El tiempo ha pasado y he escuchado muchas habaneras, tanto cubanas como españolas. Hace unos años mi hija, ferviente buscadora de las músicas del mundo, encontró un video de la cantante y compositora catalana Silvia Pérez, a quien no conocíamos, y nos quedamos deslumbradas, más bien estaqueadas —como Horacio en Rayuela— ante el impacto emocional que nos causó su voz interpretando canciones de Joan Manuel Serrat. Pero ella también canta habaneras.
Silvia es hoy una de las cantantes más reconocidas de España; se ha presentado en Estados Unidos, Estonia, Bulgaria, Suecia, Dinamarca, Alemania, Argelia, Túnez, Bélgica, Holanda, Croacia, Hong Kong, Reino Unido, Francia, Portugal, Noruega, Italia, Turquía, Argentina, Chile, Uruguay, México, Brasil y Japón.
“Cuba es parte de mi mapa emocional”, ha declarado. Su padre, investigador de habaneras, viajó a la isla varias veces durante 22 años. Buscaba canciones anónimas o desconocidas. Ella le acompañó en 2010 en su primera visita, pero luego repitió la experiencia y ya ha ofrecido dos conciertos en Cuba, que no han tenido la divulgación ni la trascendencia que merecen dado lo que representa la habanera para nosotros y, además, por la significación de esta joven artista en la escena internacional.
Como género musical, la habanera es de una tremenda complejidad, y entre las muchas anécdotas que existen alrededor de ello sobresale la de un intérprete francés de gran renombre, violinista por más señas, quien confesó a un amigo cercano que había pasado mucho tiempo intentando descifrar el esquema melódico de una habanera que había escuchado en Las Habana, tocada, también al violín, por un negro que “no conocía ni una nota musical”.

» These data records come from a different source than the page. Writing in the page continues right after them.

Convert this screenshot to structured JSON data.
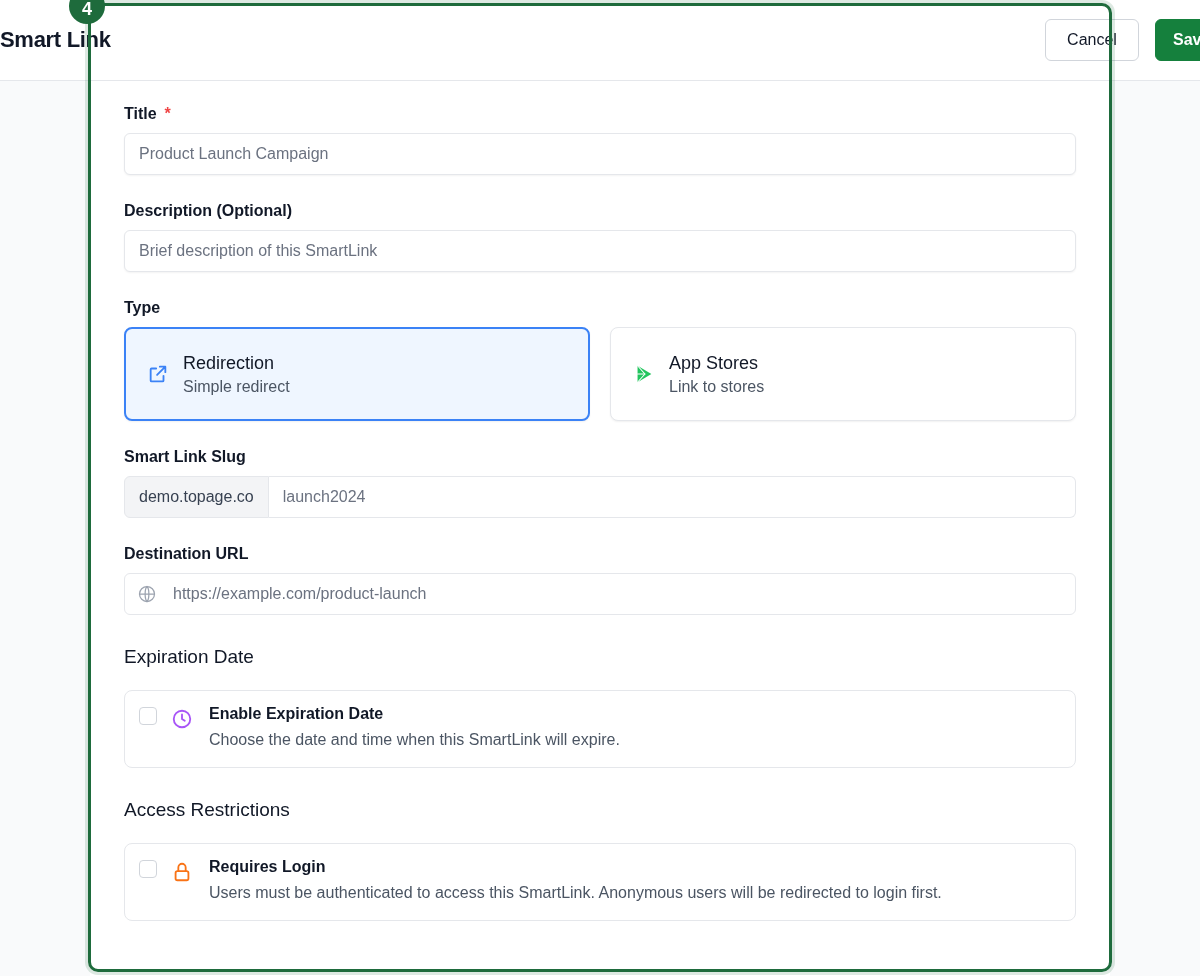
{
  "header": {
    "title": "Smart Link",
    "buttons": [
      {
        "label": "Cancel",
        "kind": "secondary"
      },
      {
        "label": "Sav",
        "kind": "primary"
      }
    ]
  },
  "step_badge": "4",
  "fields": [
    {
      "label": "Title",
      "required": true,
      "required_mark": "*",
      "placeholder": "Product Launch Campaign"
    },
    {
      "label": "Description (Optional)",
      "placeholder": "Brief description of this SmartLink"
    }
  ],
  "type": {
    "label": "Type",
    "options": [
      {
        "title": "Redirection",
        "subtitle": "Simple redirect",
        "kind": "external",
        "selected": true
      },
      {
        "title": "App Stores",
        "subtitle": "Link to stores",
        "kind": "play",
        "selected": false
      }
    ]
  },
  "slug": {
    "label": "Smart Link Slug",
    "prefix": "demo.topage.co",
    "placeholder": "launch2024"
  },
  "destination": {
    "label": "Destination URL",
    "placeholder": "https://example.com/product-launch"
  },
  "sections": [
    {
      "heading": "Expiration Date",
      "option": {
        "title": "Enable Expiration Date",
        "description": "Choose the date and time when this SmartLink will expire.",
        "kind": "clock",
        "checked": false
      }
    },
    {
      "heading": "Access Restrictions",
      "option": {
        "title": "Requires Login",
        "description": "Users must be authenticated to access this SmartLink. Anonymous users will be redirected to login first.",
        "kind": "lock",
        "checked": false
      }
    }
  ]
}
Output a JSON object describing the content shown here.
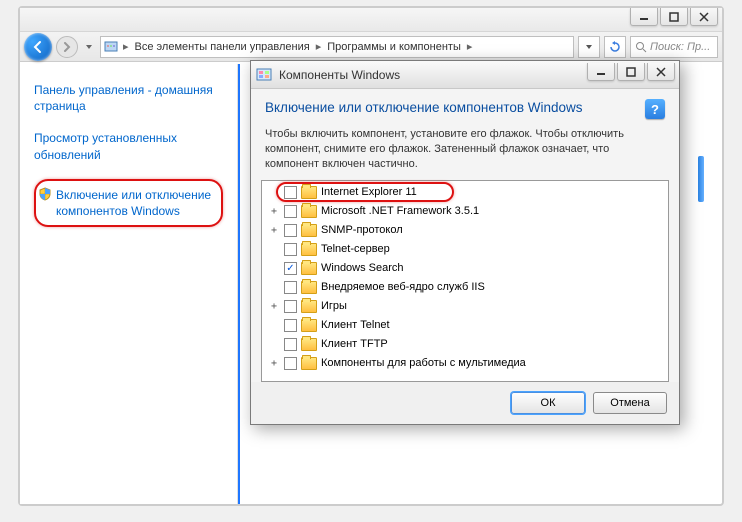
{
  "outer_window": {
    "breadcrumb": {
      "seg1": "Все элементы панели управления",
      "seg2": "Программы и компоненты"
    },
    "search_placeholder": "Поиск: Пр...",
    "sidebar": {
      "links": [
        {
          "label": "Панель управления - домашняя страница"
        },
        {
          "label": "Просмотр установленных обновлений"
        },
        {
          "label": "Включение или отключение компонентов Windows",
          "shield": true,
          "highlighted": true
        }
      ]
    }
  },
  "dialog": {
    "title": "Компоненты Windows",
    "heading": "Включение или отключение компонентов Windows",
    "description": "Чтобы включить компонент, установите его флажок. Чтобы отключить компонент, снимите его флажок. Затененный флажок означает, что компонент включен частично.",
    "tree": [
      {
        "expand": "",
        "checked": false,
        "label": "Internet Explorer 11",
        "highlighted": true
      },
      {
        "expand": "+",
        "checked": false,
        "label": "Microsoft .NET Framework 3.5.1"
      },
      {
        "expand": "+",
        "checked": false,
        "label": "SNMP-протокол"
      },
      {
        "expand": "",
        "checked": false,
        "label": "Telnet-сервер"
      },
      {
        "expand": "",
        "checked": true,
        "label": "Windows Search"
      },
      {
        "expand": "",
        "checked": false,
        "label": "Внедряемое веб-ядро служб IIS"
      },
      {
        "expand": "+",
        "checked": false,
        "label": "Игры"
      },
      {
        "expand": "",
        "checked": false,
        "label": "Клиент Telnet"
      },
      {
        "expand": "",
        "checked": false,
        "label": "Клиент TFTP"
      },
      {
        "expand": "+",
        "checked": false,
        "label": "Компоненты для работы с мультимедиа"
      }
    ],
    "buttons": {
      "ok": "ОК",
      "cancel": "Отмена"
    }
  }
}
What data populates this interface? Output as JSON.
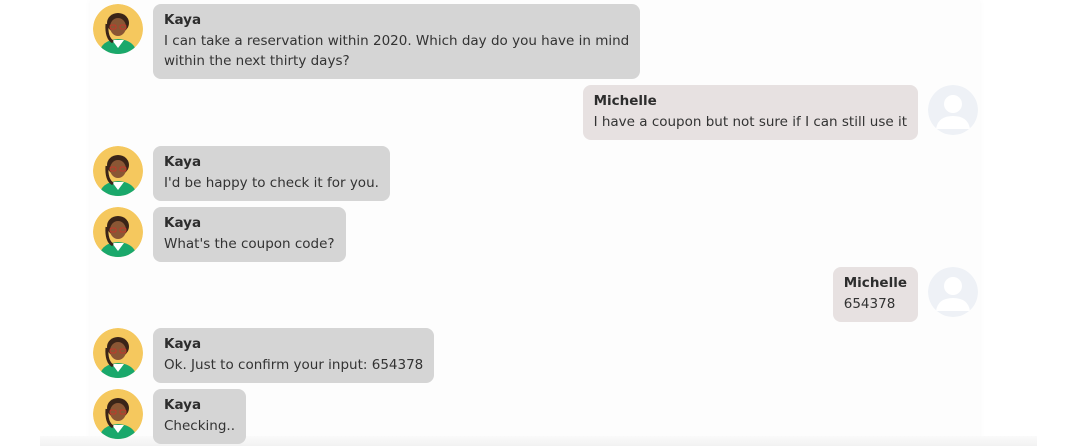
{
  "chat": {
    "messages": [
      {
        "role": "bot",
        "sender": "Kaya",
        "text": "I can take a reservation within 2020. Which day do you have in mind\nwithin the next thirty days?"
      },
      {
        "role": "user",
        "sender": "Michelle",
        "text": "I have a coupon but not sure if I can still use it"
      },
      {
        "role": "bot",
        "sender": "Kaya",
        "text": "I'd be happy to check it for you."
      },
      {
        "role": "bot",
        "sender": "Kaya",
        "text": "What's the coupon code?"
      },
      {
        "role": "user",
        "sender": "Michelle",
        "text": "654378"
      },
      {
        "role": "bot",
        "sender": "Kaya",
        "text": "Ok. Just to confirm your input: 654378"
      },
      {
        "role": "bot",
        "sender": "Kaya",
        "text": "Checking.."
      }
    ]
  },
  "colors": {
    "bot_bubble": "#d5d5d5",
    "user_bubble": "#e7e1e1",
    "bot_avatar_bg": "#f5c85e",
    "user_avatar_bg": "#eef1f6"
  },
  "icons": {
    "bot_avatar": "agent-avatar-icon",
    "user_avatar": "user-avatar-icon"
  }
}
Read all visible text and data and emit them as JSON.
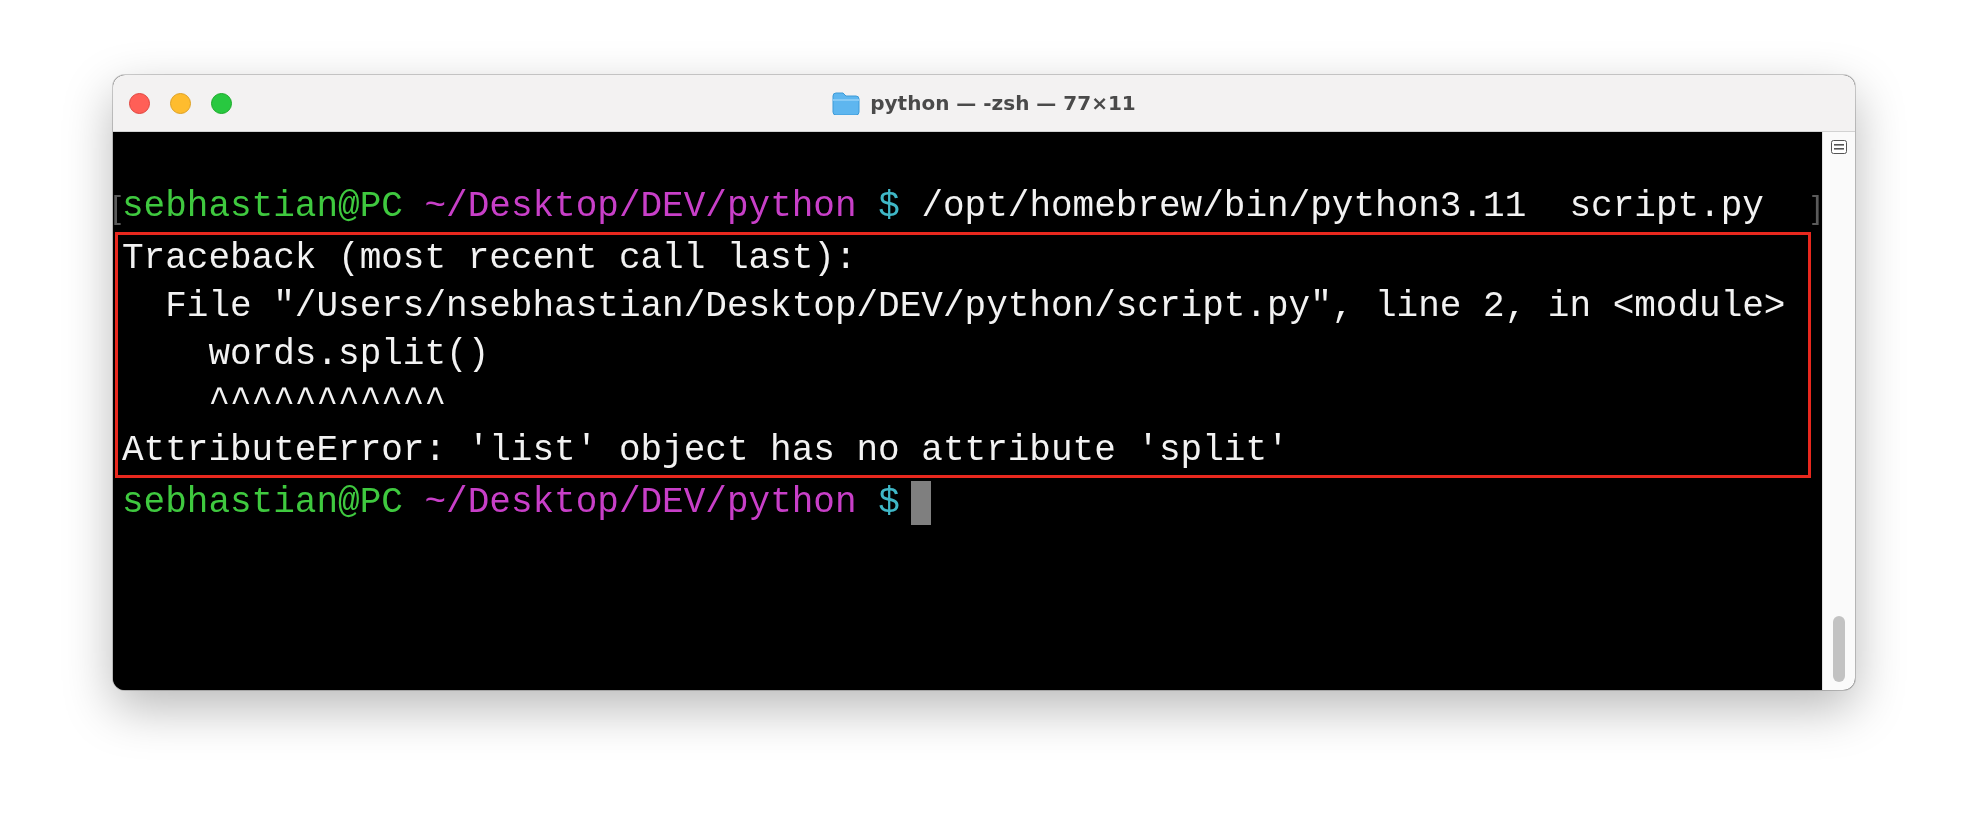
{
  "window": {
    "title": "python — -zsh — 77×11"
  },
  "terminal": {
    "blocks": [
      {
        "kind": "prompt",
        "user": "sebhastian@PC",
        "path": "~/Desktop/DEV/python",
        "symbol": "$",
        "command": "/opt/homebrew/bin/python3.11  script.py",
        "mark_open": "[",
        "mark_close": "]"
      },
      {
        "kind": "output",
        "highlighted": true,
        "lines": [
          "Traceback (most recent call last):",
          "  File \"/Users/nsebhastian/Desktop/DEV/python/script.py\", line 2, in <module>",
          "    words.split()",
          "    ^^^^^^^^^^^",
          "AttributeError: 'list' object has no attribute 'split'"
        ]
      },
      {
        "kind": "prompt",
        "user": "sebhastian@PC",
        "path": "~/Desktop/DEV/python",
        "symbol": "$",
        "cursor": true
      }
    ]
  }
}
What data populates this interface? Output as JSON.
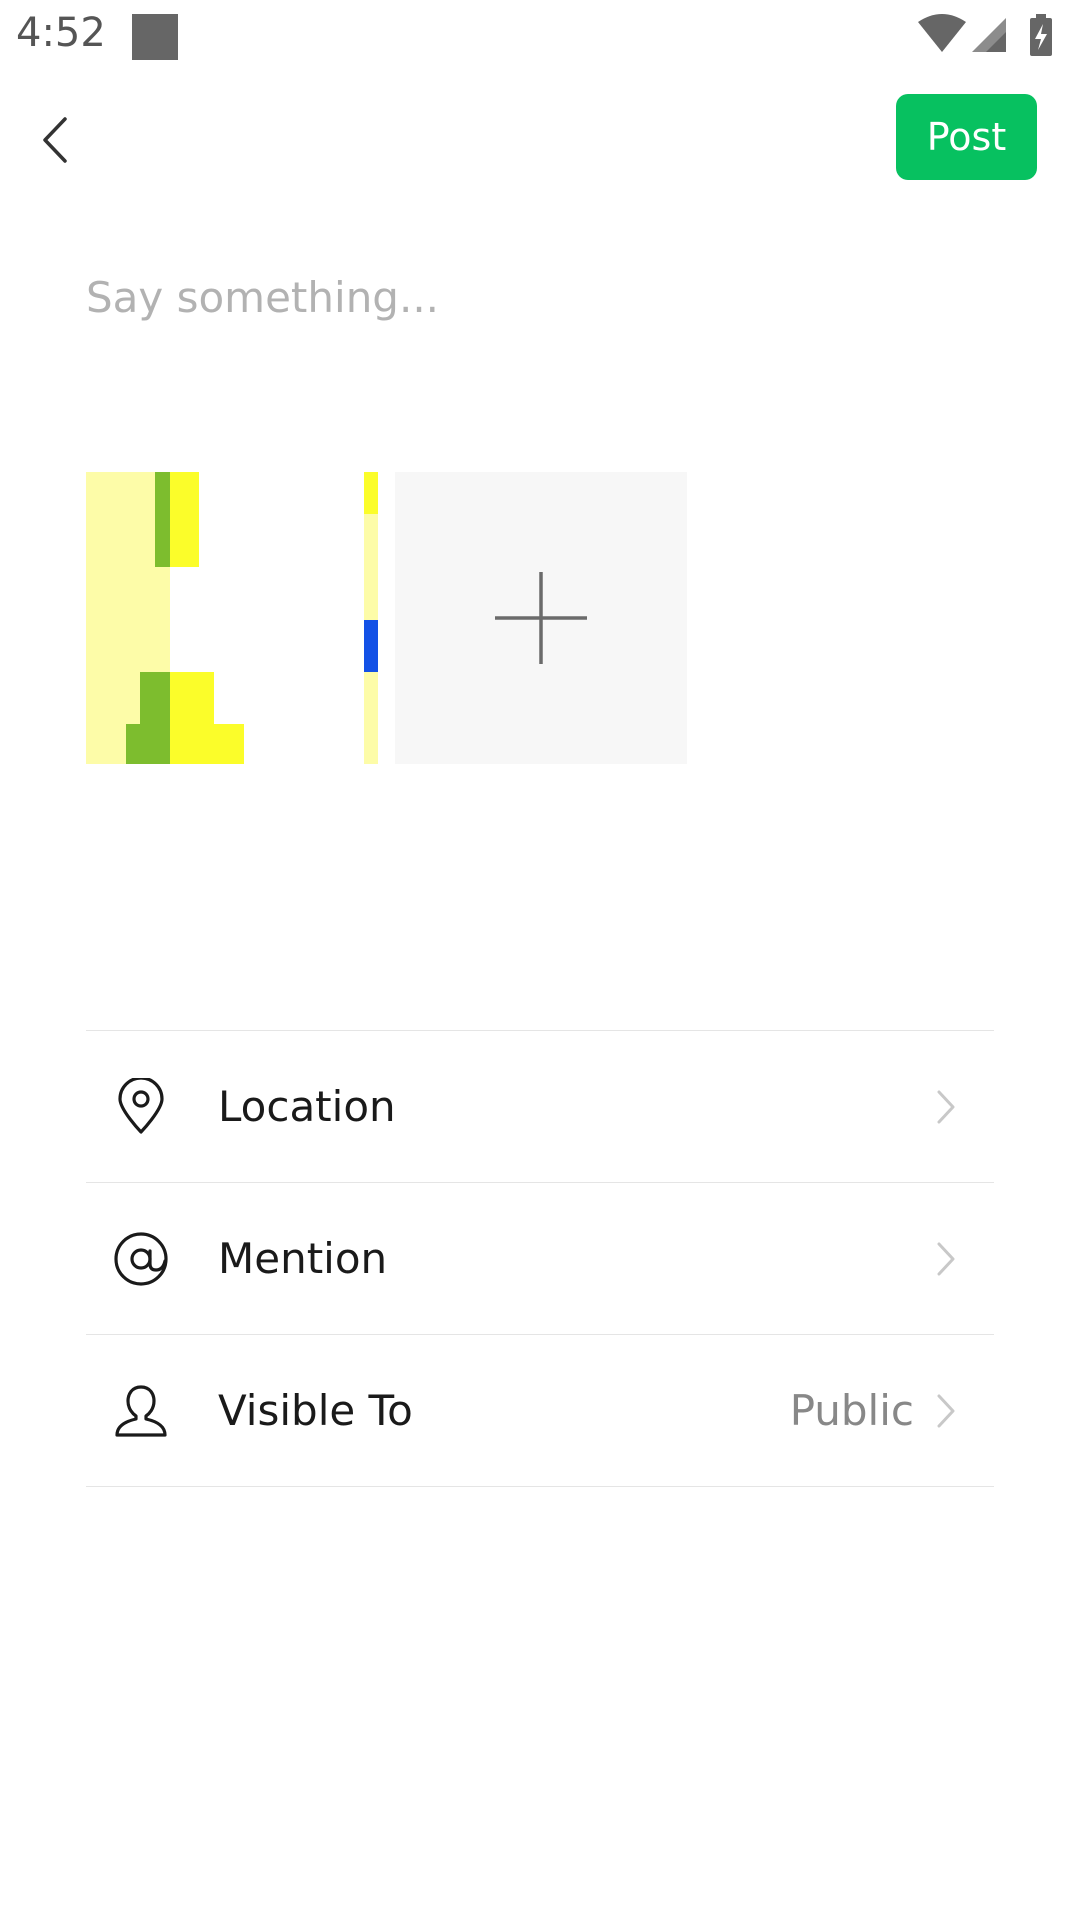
{
  "status_bar": {
    "time": "4:52"
  },
  "header": {
    "back_icon": "chevron-left-icon",
    "post_label": "Post",
    "post_color": "#07c160"
  },
  "compose": {
    "placeholder": "Say something...",
    "value": ""
  },
  "media": {
    "add_icon": "plus-icon",
    "thumbnail_colors": [
      "#fdfca8",
      "#7dbd2e",
      "#fbfd2a",
      "#1351e6"
    ]
  },
  "options": {
    "location": {
      "label": "Location",
      "icon": "location-pin-icon"
    },
    "mention": {
      "label": "Mention",
      "icon": "at-sign-icon"
    },
    "visible_to": {
      "label": "Visible To",
      "value": "Public",
      "icon": "person-icon"
    }
  }
}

El lector sabrá excusarme por dejar en manos más sabias que las mías la explicación técnica de las complejidades de la habanera, para lo cual puede dirigirse a muchos sitios de Internet, pero tal vez lo mejor sería leer los escritos de la musicóloga Zoila Lapique sobre el tema.
Si nació de un mestizaje entre la contradanza y el tango congo, con ingredientes de otras fuentes, como suele suceder con todo manjar gourmet ya sea de la boca o del espíritu, es más que evidente, es incontestable que cuando se dice en cualquier parte del mundo “habanera”, y se escuchan compases no importa de qué procedencia, la imagen de Cuba está presente.
Estudiosos afirman que el género musical habanera se originó en Cuba en la primera mitad del siglo XIX. La primera documentada se tituló El amor en el baile, de autor anónimo y publicada en el periódico literario habanero La Prensa el 13 de noviembre de 1842, de la cual le ofrecemos el siguiente fragmento:
Es por eso que, aunque hoy casi olvidada en la tierra que la vio nacer, suplantada por otros géneros musicales como el son y el danzón, más tarde por el bolero y la salsa y finalmente por el reguetón, la habanera, canción romántica, triste, sobre amores desgraciados, penas y pérdidas de la esperanza, será por siempre una marca distintiva de cubanía y, dentro de la cubanía, un sello indeleble de La Habana.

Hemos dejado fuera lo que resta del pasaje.